Кто не родился поэтом,
тот им никогда не станет
Владимир Филичкин:
— При этом учтите, что Борис Рыжий был выходцем из вполне благополучной семьи. Сын крупного ученого. Сам окончил аспирантуру Института геофизики Уральского отделения РАН, проходил практику в геологических партиях на Северном Урале, трудоустроился младшим научным сотрудником в лабораторию региональной геофизики, опубликовал 18 работ по строению земной коры и сейсмичности Урала и России. Казалось бы, что ему российская подворотня… В другое время, может в другой стране, его творчество несомненно было бы иным…

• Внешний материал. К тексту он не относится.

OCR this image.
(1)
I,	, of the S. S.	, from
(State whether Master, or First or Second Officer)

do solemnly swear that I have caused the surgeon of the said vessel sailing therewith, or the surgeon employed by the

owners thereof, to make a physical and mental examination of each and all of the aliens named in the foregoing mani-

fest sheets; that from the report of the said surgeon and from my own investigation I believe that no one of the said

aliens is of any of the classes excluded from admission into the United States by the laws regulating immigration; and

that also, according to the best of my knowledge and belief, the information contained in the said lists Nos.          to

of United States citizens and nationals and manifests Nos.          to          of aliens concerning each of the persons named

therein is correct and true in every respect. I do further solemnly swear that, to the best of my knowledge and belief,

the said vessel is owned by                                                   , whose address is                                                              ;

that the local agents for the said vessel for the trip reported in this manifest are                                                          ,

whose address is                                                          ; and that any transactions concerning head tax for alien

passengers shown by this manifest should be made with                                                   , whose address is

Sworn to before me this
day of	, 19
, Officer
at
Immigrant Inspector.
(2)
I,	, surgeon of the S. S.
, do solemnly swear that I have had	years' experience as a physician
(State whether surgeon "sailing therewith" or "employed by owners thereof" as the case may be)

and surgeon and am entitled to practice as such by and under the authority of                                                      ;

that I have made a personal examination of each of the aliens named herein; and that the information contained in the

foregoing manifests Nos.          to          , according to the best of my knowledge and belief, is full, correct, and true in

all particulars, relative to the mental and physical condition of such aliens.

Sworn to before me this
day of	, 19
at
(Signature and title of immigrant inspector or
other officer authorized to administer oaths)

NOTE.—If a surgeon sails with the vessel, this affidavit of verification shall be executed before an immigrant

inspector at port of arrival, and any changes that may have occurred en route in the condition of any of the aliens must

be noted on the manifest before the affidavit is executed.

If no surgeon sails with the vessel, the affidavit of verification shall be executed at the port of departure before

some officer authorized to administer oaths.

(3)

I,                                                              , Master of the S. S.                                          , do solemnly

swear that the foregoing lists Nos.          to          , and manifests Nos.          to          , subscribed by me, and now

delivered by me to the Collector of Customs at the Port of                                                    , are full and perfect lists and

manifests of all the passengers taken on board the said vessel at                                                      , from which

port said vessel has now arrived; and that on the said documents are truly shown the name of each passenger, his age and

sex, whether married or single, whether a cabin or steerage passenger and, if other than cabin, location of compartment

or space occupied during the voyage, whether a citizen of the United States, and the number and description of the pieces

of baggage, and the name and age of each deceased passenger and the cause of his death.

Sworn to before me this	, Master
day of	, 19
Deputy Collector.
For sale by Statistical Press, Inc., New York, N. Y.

И все-таки, Янис, можно ли говорить, что современная поэзия переживает трудные времена, что она в упадке. Почему нет на горизонте фигур, подобных Пушкину, Лермонтову, Блоку, Гумилеву, Мандельштаму. Кого-то из великих и вами любимых забыл назвать?
Янис Грантс:
— Нет, думаю, что современная поэзия не переживает трудные времена. Нет, она не в упадке. И большие фигуры в ней, конечно, есть. Вы не назвали примерно сто имен. Но, может быть, и тысячу. Принято считать, что современный период охватывает примерно 50–70 лет. Так давайте заглянем в середину прошлого века. Ксению Некрасову (1912–1958) с ее наивными и прекрасными стихами считали чуть ли не сумасшедшей (хотя некоторые считали), не желали принимать в Союз писателей, куда она зачем-то так стремилась. Хотя и понятно: раньше членство в Союзе давало тебе некоторые привилегии. Так она могла хотя бы победить голод. А она голодала! Олег Григорьев (1943–1992) был бездомным и вечно пьяным, но сейчас ни одна петербургская антология не обходится без его стихов. То есть Григорьев соседствует там и с Блоком, и с Ахматовой, и с Бродским. А если говорить о сегодняшнем моменте… В нашем с вами городе живет Виталий Кальпиди. Без него невозможно представить ни Челябинск, ни современную русскую поэзию. И это он сказал (кажется, он), что фраза «время все расставит по своим местам» — это забетонированное заблуждение. Ну, примерно так сказал. Это значит, что разбираться, кто великий, а кто — нет, надо сейчас. Надо сейчас «сотворять» себе кумиров из ныне живущих поэтов. Время, возможно, и расставит кого-то по местам, но мы об этом уже не узнаем. И нам по большому счету это не очень интересно. А еще здесь жил Николай Година — человек большой судьбы и удивительных стихов. А в Москве живет Сергей Гандлевский. А в Риге — Сергей Морейно. Бесконечный, словом, список.